In Aristotle's time the oldest traditional explanation of what held the earth up was that it rested on water. "They say that Thales the Milesian espoused this view," Aristotle states, "because the earth remains afloat like wood or some other such thing." Aristotle wryly adds: "as though the same reasoning with regard to the earth did not apply also to the water supporting the earth." Thales based his conception of water as the fundamental principle of the universe, according to Aristotle's surmise, "on the observation that the nourishment of all things was moist, and that heat itself arises from this source and is kept alive by it." As a biologist, Aristotle appended the further reason that "the seeds of all things have a moist nature," and one of his commentators contributed the remark that "dead things dry up."

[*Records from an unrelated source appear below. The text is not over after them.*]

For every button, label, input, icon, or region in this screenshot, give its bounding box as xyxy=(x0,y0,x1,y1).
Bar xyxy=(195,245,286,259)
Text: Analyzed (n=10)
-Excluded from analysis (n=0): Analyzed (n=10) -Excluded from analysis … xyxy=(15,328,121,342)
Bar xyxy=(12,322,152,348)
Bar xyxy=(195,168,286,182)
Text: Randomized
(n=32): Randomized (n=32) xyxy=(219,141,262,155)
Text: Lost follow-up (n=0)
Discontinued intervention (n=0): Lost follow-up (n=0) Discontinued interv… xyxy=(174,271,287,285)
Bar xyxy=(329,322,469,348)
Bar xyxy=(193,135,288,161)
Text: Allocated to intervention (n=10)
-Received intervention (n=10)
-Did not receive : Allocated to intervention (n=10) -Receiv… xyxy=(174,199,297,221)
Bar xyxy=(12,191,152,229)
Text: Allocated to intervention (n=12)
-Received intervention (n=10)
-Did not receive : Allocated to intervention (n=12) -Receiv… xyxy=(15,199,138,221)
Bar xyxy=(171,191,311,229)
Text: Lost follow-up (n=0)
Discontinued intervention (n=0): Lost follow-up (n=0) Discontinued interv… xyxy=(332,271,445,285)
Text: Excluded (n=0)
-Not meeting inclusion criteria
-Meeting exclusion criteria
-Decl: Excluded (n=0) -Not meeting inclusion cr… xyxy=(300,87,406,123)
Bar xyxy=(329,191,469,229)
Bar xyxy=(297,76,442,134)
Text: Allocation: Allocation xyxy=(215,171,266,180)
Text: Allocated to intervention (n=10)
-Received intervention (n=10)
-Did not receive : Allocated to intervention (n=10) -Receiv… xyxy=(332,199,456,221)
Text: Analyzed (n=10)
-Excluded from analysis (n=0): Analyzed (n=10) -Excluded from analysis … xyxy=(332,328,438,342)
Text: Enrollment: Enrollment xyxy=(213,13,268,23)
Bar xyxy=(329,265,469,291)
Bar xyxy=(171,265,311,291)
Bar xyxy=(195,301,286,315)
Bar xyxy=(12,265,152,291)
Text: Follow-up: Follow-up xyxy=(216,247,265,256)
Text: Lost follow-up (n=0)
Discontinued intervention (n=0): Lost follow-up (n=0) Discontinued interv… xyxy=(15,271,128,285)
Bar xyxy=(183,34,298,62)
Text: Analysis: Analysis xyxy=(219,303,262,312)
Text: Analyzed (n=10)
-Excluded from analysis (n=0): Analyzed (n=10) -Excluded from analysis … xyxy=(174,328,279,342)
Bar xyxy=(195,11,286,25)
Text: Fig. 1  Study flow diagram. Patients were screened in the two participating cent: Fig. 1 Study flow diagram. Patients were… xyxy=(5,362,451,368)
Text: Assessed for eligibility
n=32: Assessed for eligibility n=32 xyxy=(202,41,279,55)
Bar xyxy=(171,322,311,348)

The concept of the primacy of water may have been imported by Thales from the Egyptians, "who express this idea in mythical form." Whether or not Thales was familiar with the Egyptian water myths or the similar Mesopotamian stories and the corresponding notions in the Hebrew Bible, the framework of his thought was confined to the world of nature. Even though he overestimated the importance of water, its absence from the surface of the moon in part explains the nonexistence of life on this natural satellite. After the accomplishments actually due to Thales's successors have been stripped away from his previously exaggerated reputation, through the mists of early intellectual history Thales is dimly glimpsed as having turned rational thought to the demythologized understanding of the physical universe.

Further Reading

  • Modern discussions of Thales are necessarily limited by the fact that nothing of his has survived, and what may be gleaned from the writings of others is too little to permit the reconstruction of his thought. Nevertheless, G. S. Kirk and J. E. Raven present what is known about him in The Presocratic Philosophers (1964), as do John Burnet in Early Greek Philosophy (4th ed. 1930) and Kathleen Freeman in The Presocratic Philosophers (1953). Thales and his position in the development of Greek thought are also discussed in George Sarton, The Study of the History of Science (1936), and in Albin Lesky, A History of Greek Literature (1966).